Legal departments ramp up frameworks to avoid stringent fines
Lawyers are bracing for significant change as Canada’s privacy regime is set for an overhaul this year at the federal and provincial levels. Anticipated changes include the federal Bill C-11 — also known as the Digital Charter Implementation Act — which introduces new powers and penalties for breaching individual digital privacy rights. Organizations in Quebec are also keeping an eye on Bill-64, which will overhaul the province’s private sector regime and give new powers to privacy regulators to impose administrative monetary penalties.
“The biggest overhaul going on with our Canadian privacy laws is really multi-enforcement action as well as the development of new tribunals,” says Karl Schober, senior associate, privacy and cybersecurity group, and transformative technologies and data strategy practice at Dentons LLP. “A lot of clients that have global obligations may not have put Canada first as an area of risk for compliance obligations, but that is going to change.”
The proposed Digital Charter Implementation Act is a replacement for the existing Personal Information Protection and Electronic Documents Act. It will include the heaviest fines among G7 countries for privacy laws, raising the stakes for legal departments in Canada.
“It’s a bill that proposes to modernize private sector privacy by enhancing the transparency of personal information held by businesses and also imposing new potentially onerous sanctions for non-compliance,” says Eloïse Gratton, a partner and national co-leader, privacy and data protection practice group at Borden Ladner Gervais LLP. “Businesses that perhaps did not take privacy seriously will have no choice but to start paying attention.” Organizations will need to have a privacy program in place, including privacy training for employees and guidelines on outsourcing, says Gratton.
The prospect of hefty fines is concerning for insurance giant Sun Life — not so much for the financial impact but for the potential damage to the brand image — so avoiding such fines is critical.
“Trust in our brand is everything. We’ve got a privacy program, which we’ve been maturing more and more every year, so now it’s about seeing what else we can document, what else we can show from a due diligence perspective and what else we can do in terms of monitoring and testing,” says Suzanne Morin, vice president, enterprise conduct, data ethics and chief privacy officer at Sun Life.

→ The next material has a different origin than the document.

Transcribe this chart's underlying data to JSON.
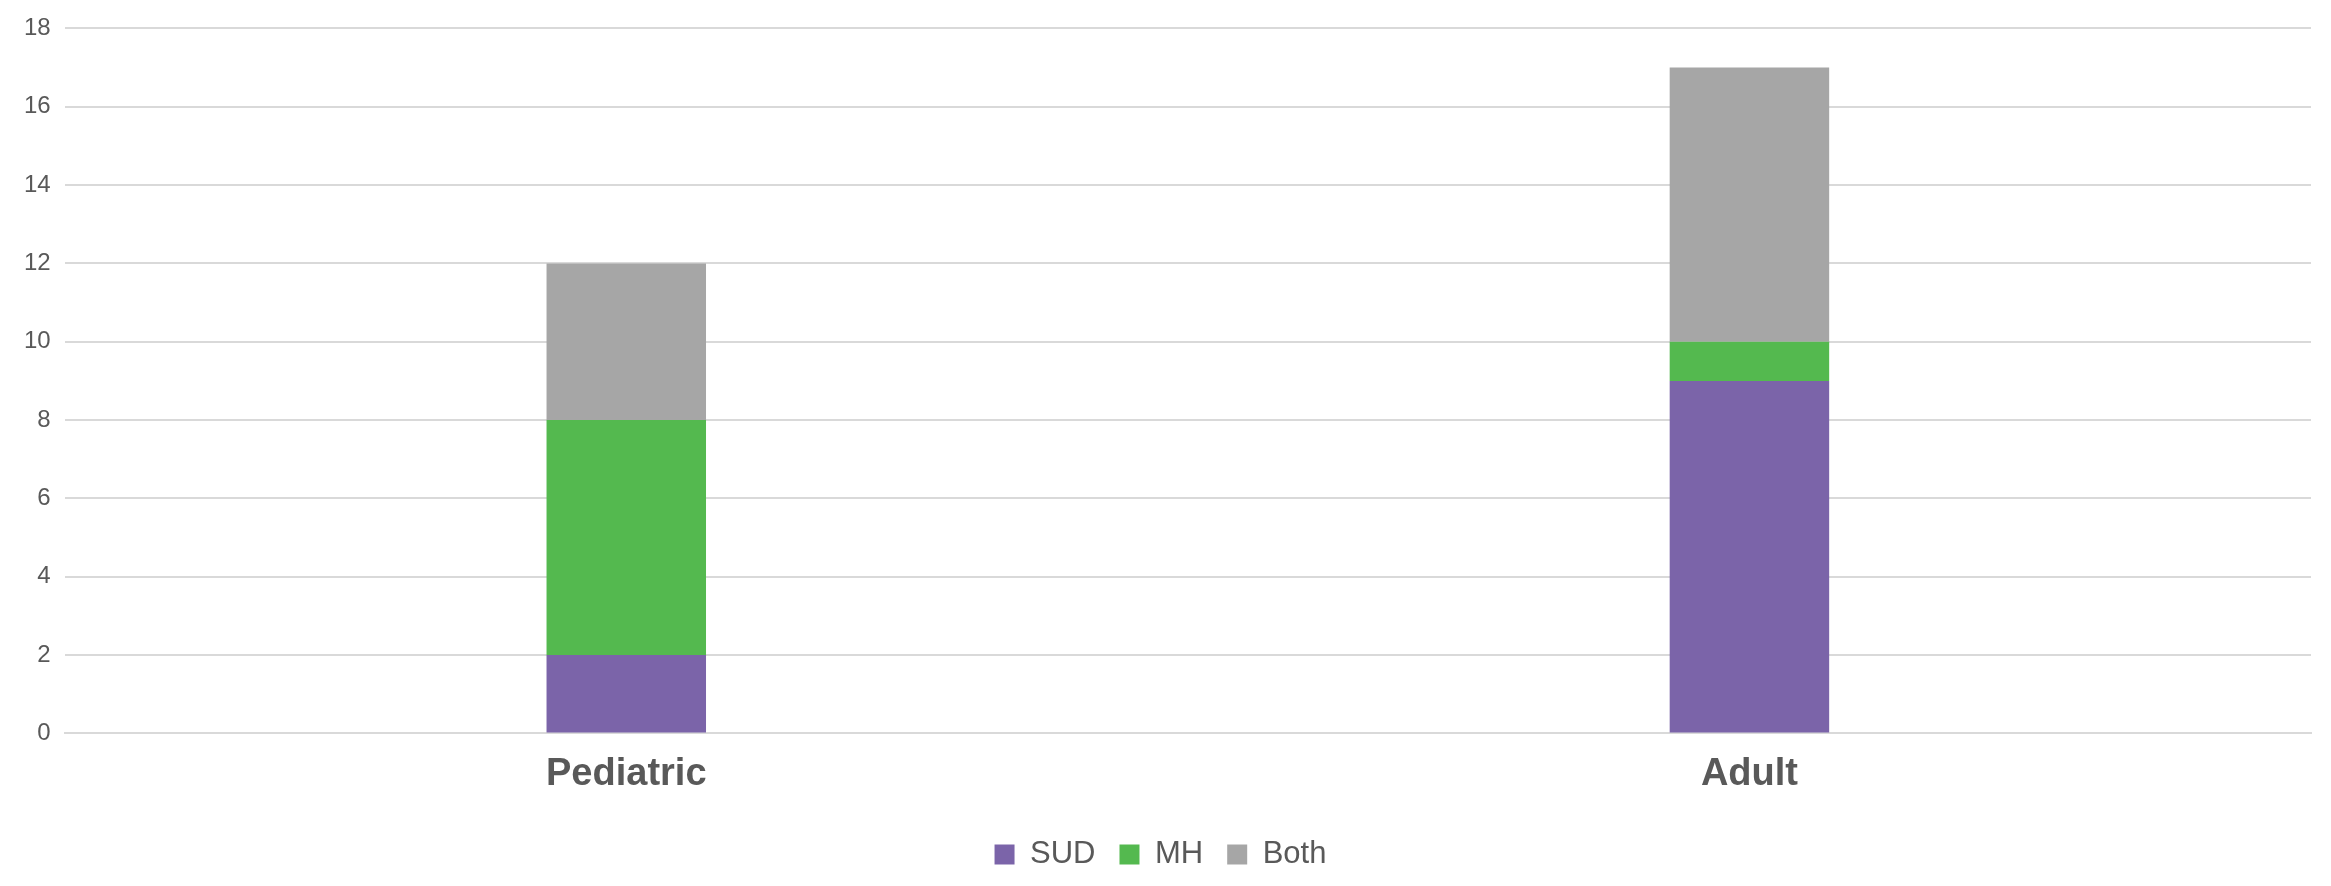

Morin’s team takes managing private information for employee and client health benefits very seriously. Sun Life is careful to ensure it only collects information when it is strictly needed, keeps it only as long as required and shares it only with those who need it. The Canadian-based global company uses PIPEDA as its base standard and tweaks it in other jurisdictions where necessary.
“One thing we never forget as a global organization is that you create your standard, but you still have to make accommodations for local differences and cultural differences, so a consistent application of these programs doesn’t mean it’s exactly the same everywhere,” says Morin.
Sun Life follows extensive privacy practices, including creating a global privacy impact assessment framework that provides consistent application of the assessment processes and reporting worldwide. It also allows visibility in any project that touches personal information internally or through a third-party vendor. Sun Life also uses a privacy risk compass and applies client data principles across the organization.
According to Gratton, with stricter enforcement looming, in-house counsel should be conducting an inventory of their practices.
“This data-mapping exercise is to make sure you have visibility on exactly what types of personal information is collected and how it’s shared within the business, with service providers and outside the company to make sure they can adapt internal processes procedures and update their external-facing policies,” says Gratton.
Tighter rules will bring new requirements when outsourcing personal information, so maintaining an inventory of service providers that may be processing this information will be critical, Gratton says. There is also a requirement under Bill C-11 to document the purpose of all data.
“Regulators want to make sure that businesses are quite transparent as to what they are doing,” says Gratton. “Sometimes, the data-sharing arrangements that you have with service providers or as a consortium of a few businesses can become quite complex.”
It is essential for in-house counsel to raise awareness to ensure that specific projects that warrant a privacy impact assessment are escalated to the privacy team right from the start, not after making business decisions, says Gratton.
Schober says problems sometimes arise when organizations onboard new technology without informing in-house counsel and, therefore, miss doing a privacy impact assessment. Given a recent influx of new telehealth services for employees amid the pandemic, employees must ensure that foreign health service providers adapt their processes for Canadian privacy laws.
“A lot of health service providers are coming from the U.S. It’s important to review agreements and assess these new vendors and ensure the platforms are managing sensitive health information of employees appropriately for Canadian privacy laws,” says Schober.